Congressional reapportionment is handled in the legislature similarly to any other legislation. Each body will pass a plan and ultimately a conference committee will be formed to hammer out the differences and produce one plan. Of course, there are 13 sitting congressmen who have opinions about congressional districts. And there are numerous individuals, many in the legislature who looked in the mirror one morning and saw a potential U.S. congressman. Also, communities around the state have opinions about which district they want to belong to and which congressman they want to represent them.
So the development of this plan is the one filled with the most intrigue and likely, if the past is any predictor, to wind up in federal court. Additionally, because Georgia is one of the states under the federal Voting Rights Act, all plans passed by the legislature are subject to review by the U.S. Justice Department. And when you consider all of the states are going through the same process and many will wind up in court as well, it is easy to understand why the reapportionment process can actually drag on for years. One factor to remember is that, unlike state legislators, U.S. Congressmen do not have to live in the district they run for or represent. There is some history in Georgia of the legislature trying to reapportion congressmen out of their seats, but that has rarely, if ever worked.

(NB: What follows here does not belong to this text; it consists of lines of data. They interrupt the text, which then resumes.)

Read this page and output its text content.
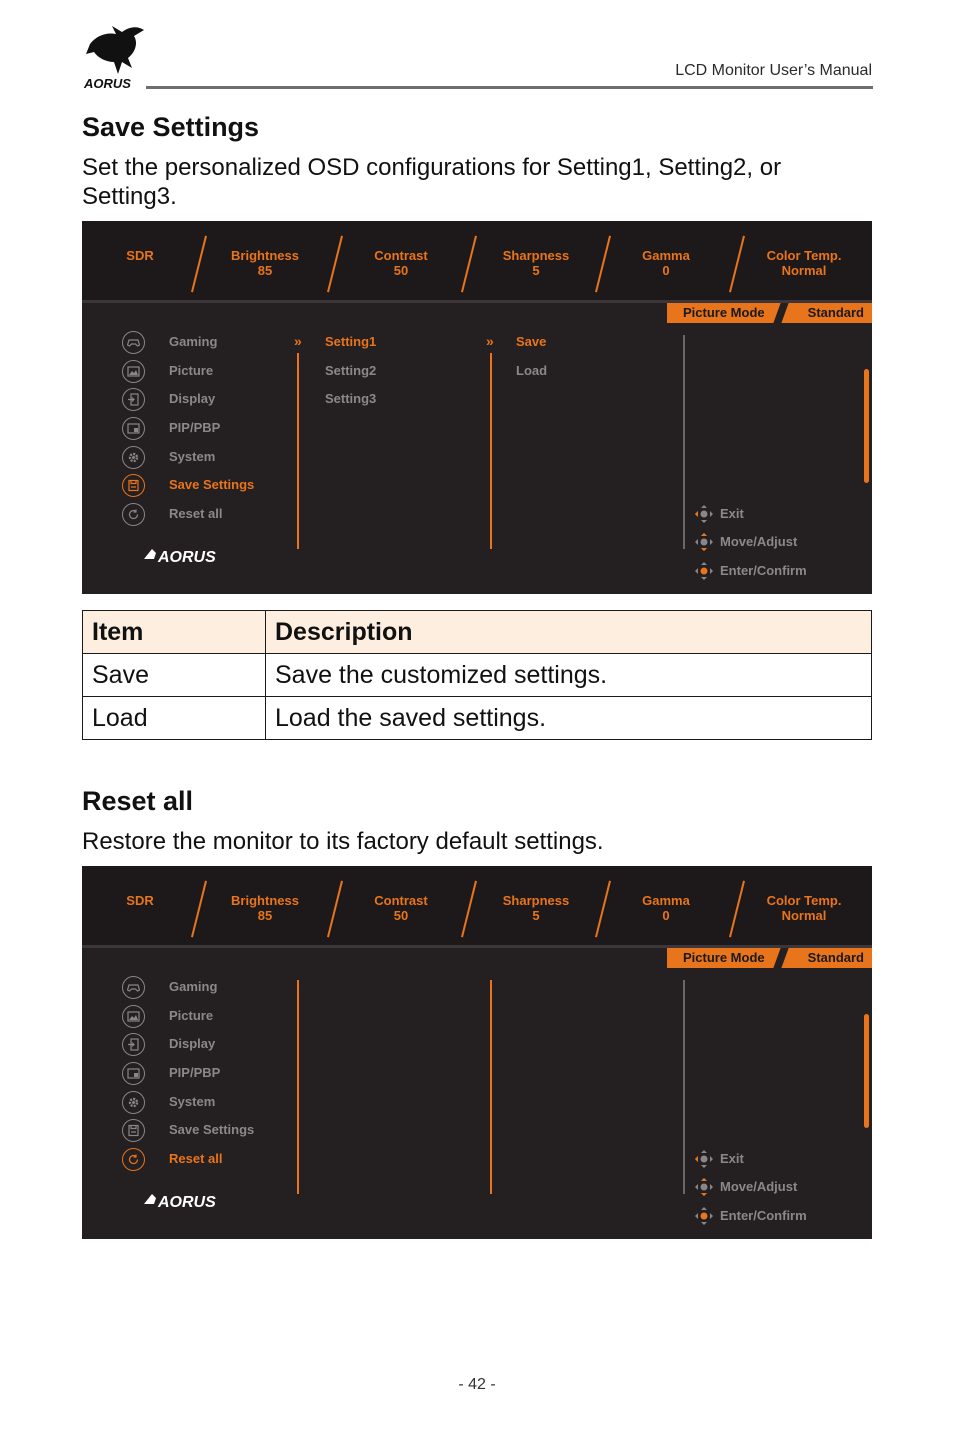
AORUS
LCD Monitor User’s Manual
Save Settings

Set the personalized OSD configurations for Setting1, Setting2, or Setting3.

SDR	Brightness
85
Contrast
50
Sharpness
5
Gamma
0
Color Temp.
Normal
Picture Mode	Standard
Gaming
Picture
Display
PIP/PBP
System
Save Settings
Reset all
»	»
Setting1
Setting2
Setting3
Save
Load
Exit
Move/Adjust
Enter/Confirm
AORUS
Item	Description
Save	Save the customized settings.
Load	Load the saved settings.
Reset all

Restore the monitor to its factory default settings.

SDR	Brightness
85
Contrast
50
Sharpness
5
Gamma
0
Color Temp.
Normal
Picture Mode	Standard
Gaming
Picture
Display
PIP/PBP
System
Save Settings
Reset all	Exit
Move/Adjust
Enter/Confirm
AORUS
- 42 -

THE SENATE AND THE FOURTH DISTRICT REAPPORTIONMENT
There are 56 senate seats set by the state constitution. Georgia 's now official 2010 population is 9,687,653 and divided by the 56 seats makes each district 172,994 people, an increase of 26,807. So every district that did not grow 26,807, or the 18.3% the state grew, is short population. Conversely, those districts that grew more than the state average and have more than 172,994 must lose population. It looks like rural Georgia will lose at least one Senate seat in reapportionment. The Fourth District is actually over in population by 9803 people and must lose that population to another district. Most districts around the fourth are short of the target. Here is a breakdown of the counties in the Fourth District:
County Population Percent of Growth
Bulloch 70,217 25.4%
Candler 10,998 14.8%
Effingham 52,250 39.2%
Emanuel (pt. 79.2%) 17,856 3.7%
Evans 11,000 4.8%
Tattnall (pt. 53.2%) 13,951 41.4%
Treutlen 6,885 0.5%
Total Population 2010 Census 182,797
2011 District Target 172,994
Over population 9,803
HOUSE OF REPRESENTATIVES
The House has 180 members and the new districts will consist of 53,820 people. There are six House districts that touch or lie within the Fourth District. By number, here are the populations for those districts:
District Number 2010 Population Number over or under New Target
155 47,362 -6,458
156 51,000 -2,820
157 49,943 -3,877
158 57,393 +3,573
159 88,115 +34,295
166 46,202 -7,618
As in the Senate, Rural Georgia is expected to lose some seats in the House reapportionment as well. Reapportionment can be a very tough process and where seats are being eliminated, it can pit member against member. It is a very personal process because members and the public become attached and understandably, no one likes change.
Reapportionment plans even after voted on and passed by the Legislature, face review by the U.S. Justice Dept. At some point, opposing parties to whoever drew the plans will most likely file suit in federal court if the past is any guide to the future. The courts have shifted through the years as to reapportionment policy and what is legal and allowed and what is not. It seems new ground is ploughed each reapportionment period.
If you would like additional information, you might find these websites useful: www.georgiareapportionment.uga.edu and www.census.gov.